Technical Requirements:
- Bachelor’s degree in Computer Science, Software Engineering, or a related field.
- At least five years of experience in Site Reliability Engineering, DevOps, or advanced systems engineering positions.
- Demonstrated background in establishing or evolving SRE frameworks and reliability practices within an organization.
- Experience defining, tracking, and analyzing stability and performance metrics to ensure system reliability.
- Strong hands-on expertise working with Amazon Web Services (AWS).
- Solid experience with secrets management solutions such as AWS Secrets Manager, HashiCorp Vault, Keeper, Infisical, or similar tools.
- Familiarity with Atlassian suite products, including Jira, Confluence, and Bitbucket.
- Practical experience implementing infrastructure-as-code using Terraform and configuration management tools such as Chef, Puppet, or Ansible.
- Ability to collaborate closely with development teams to identify and address automation and monitoring requirements.
- Deep knowledge of monitoring, observability practices, incident management, and service reliability engineering.
- Proven ability to define and implement observability standards, incident response processes, and SLIs/SLOs.
- AWS certifications are highly valued.
- Experience with programming languages such as Ruby, Python, or .NET to support integrations and legacy systems is a plus.
- Background in regulated industries such as insurance or fintech is desirable.
- Familiarity with IT service management platforms like incident.io, Jira Service Manager, or similar tools.
- Experience working with CI/CD pipelines and modern DevOps methodologies.
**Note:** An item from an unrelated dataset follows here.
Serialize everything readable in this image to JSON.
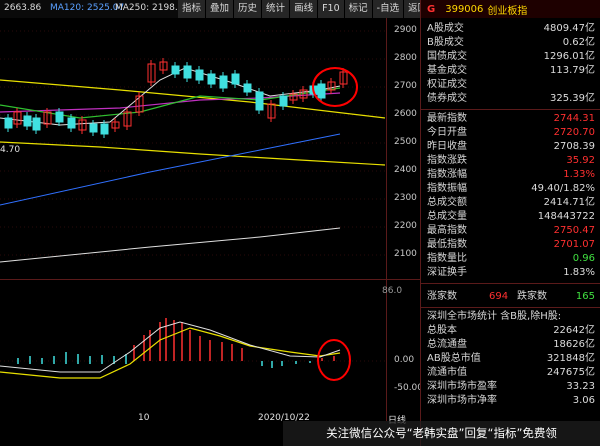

- Minimum Upper Intermediate English (B2) or Proficient (C1).
Tasks and Responsibilities:
- Establish and shape the SRE function from the ground up, defining standards, processes, and tooling to build a robust reliability practice.
- Design and implement best practices, frameworks, and automation strategies that support long-term system stability and scalability.
- Lead the evolution of the existing NOC into a technically empowered, automation-focused reliability team.
- Oversee and enhance observability by improving monitoring, alerting, and dashboarding capabilities using tools such as Grafana, CloudWatch, and Datadog.
- Define and track SLIs, SLOs, and error budgets to ensure accountability for uptime and system performance objectives.
- Partner with DevOps, SysOps, and engineering teams to strengthen reliability standards and mentor team members, fostering skill development.
- Drive cultural and technical transformation by promoting forward-thinking reliability and automation practices across the organization.
Soft Skills:
- Responsibility
- Proactivity
- Flexibility
- Great communication skills